When someone rents something today, they are anticipating a return on their investment in the future. The money has a time value. This is best described as a capitalization rate; in other words, what rate of interest must I charge to recover the cost of my asset and make a profit comparable to that available in another investment with similar risk? Capitalization rates can be extracted from the market by comparing the prices of homes on leased land to the prices of homes that are owned in fee simple. The annual ground rent, divided by the difference in prices, is the capitalization (cap) rate. That is a process that requires a good bit of data, and is a specialized area.

A simpler and generally acceptable way of determining the value of the leased fee interest is to divide the annual rent by a cap rate for an investment with similar risk characteristics. For land, an acceptable alternate investment might be a 30 year Treasury Bond. At the close of the market today, the rate for a 30-year Treasury was just under 4.9%.

OK, let us assume we are appraising a home on leased land. We have no good comparables for our subject within our leased-land subdivision, so we choose other similar homes with similar sized sites and view considerations, and develop a fee simple indicated sales price for the subject of, say $140,000. Now we have to make an assumption.

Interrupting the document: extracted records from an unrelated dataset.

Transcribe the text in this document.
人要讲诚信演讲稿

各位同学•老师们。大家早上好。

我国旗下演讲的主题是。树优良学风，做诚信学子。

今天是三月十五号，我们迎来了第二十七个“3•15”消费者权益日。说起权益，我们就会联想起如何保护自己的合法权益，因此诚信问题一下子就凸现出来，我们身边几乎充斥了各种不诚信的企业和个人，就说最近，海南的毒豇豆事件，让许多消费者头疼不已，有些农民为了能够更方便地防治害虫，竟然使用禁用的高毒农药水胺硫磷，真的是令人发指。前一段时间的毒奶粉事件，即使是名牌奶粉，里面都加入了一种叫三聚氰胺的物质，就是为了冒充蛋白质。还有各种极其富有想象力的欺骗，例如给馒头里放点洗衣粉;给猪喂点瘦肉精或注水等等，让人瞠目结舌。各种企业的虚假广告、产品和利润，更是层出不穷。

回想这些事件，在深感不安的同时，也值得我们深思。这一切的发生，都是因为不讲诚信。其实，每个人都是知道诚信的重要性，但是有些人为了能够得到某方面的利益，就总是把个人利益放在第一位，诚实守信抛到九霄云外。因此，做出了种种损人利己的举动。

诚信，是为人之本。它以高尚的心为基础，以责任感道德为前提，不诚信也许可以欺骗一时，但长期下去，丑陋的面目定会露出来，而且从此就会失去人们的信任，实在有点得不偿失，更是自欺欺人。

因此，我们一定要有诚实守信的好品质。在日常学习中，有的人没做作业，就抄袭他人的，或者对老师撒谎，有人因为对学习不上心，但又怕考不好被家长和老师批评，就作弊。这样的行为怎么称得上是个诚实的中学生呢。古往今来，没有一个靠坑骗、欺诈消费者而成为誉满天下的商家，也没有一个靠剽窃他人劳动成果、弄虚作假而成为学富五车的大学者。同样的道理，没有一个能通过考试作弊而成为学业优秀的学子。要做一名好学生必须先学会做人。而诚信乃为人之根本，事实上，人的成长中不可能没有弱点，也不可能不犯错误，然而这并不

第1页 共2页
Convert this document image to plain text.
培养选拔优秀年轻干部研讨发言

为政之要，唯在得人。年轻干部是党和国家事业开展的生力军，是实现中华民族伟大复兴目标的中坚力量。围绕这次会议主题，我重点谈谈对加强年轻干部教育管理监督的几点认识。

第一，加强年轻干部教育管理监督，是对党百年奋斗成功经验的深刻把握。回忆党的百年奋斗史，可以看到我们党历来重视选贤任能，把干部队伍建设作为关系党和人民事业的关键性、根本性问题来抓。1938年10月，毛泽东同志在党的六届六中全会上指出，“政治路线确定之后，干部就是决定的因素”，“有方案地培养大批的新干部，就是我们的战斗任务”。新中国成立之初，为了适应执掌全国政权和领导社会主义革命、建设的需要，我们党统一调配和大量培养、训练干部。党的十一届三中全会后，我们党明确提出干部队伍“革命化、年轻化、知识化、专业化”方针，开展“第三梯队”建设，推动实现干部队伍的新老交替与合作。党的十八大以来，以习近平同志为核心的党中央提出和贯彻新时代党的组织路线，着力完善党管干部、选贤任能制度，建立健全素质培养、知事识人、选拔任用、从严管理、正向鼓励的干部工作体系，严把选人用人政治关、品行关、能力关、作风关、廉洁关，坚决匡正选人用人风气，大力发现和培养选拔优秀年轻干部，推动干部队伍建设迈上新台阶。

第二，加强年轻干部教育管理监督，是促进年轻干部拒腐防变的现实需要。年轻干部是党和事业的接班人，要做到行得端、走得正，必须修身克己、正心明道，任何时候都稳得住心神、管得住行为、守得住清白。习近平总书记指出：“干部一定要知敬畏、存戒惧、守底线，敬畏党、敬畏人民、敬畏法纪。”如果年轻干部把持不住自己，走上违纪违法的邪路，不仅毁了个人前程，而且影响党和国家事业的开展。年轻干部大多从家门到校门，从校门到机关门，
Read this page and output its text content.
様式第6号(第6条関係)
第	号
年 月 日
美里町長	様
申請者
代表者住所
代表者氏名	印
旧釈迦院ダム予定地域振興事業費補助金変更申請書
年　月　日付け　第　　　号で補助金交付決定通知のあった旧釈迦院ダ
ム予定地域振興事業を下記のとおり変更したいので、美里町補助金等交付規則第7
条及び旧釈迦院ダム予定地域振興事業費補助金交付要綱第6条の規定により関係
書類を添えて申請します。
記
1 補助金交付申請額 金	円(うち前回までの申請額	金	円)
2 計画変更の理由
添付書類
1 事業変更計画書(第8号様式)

Let us assume the rent on our subject's land is $50/month, or $600/year. The value of the leased fee estate, using today's cap rate for the 30-year Treasury, would be $600 / .049 = $12,244.90, which we round to $12,200. Then, the leasehold value for the subject can be derived by subtracting the leased fee value from the fee simple value; $140,000 - $12,200 = $127,800.

Quite frankly, the run-of-the-mill licensed appraiser has never done this type of exercise. If he is appraising a home on leased land for an equity line refinance, and appraises it in fee simple instead of leasehold, he will overvalue it every time. This can lead to problems if the homeowner finds himself in a situation where he has borrowed more than the leasehold value of his home.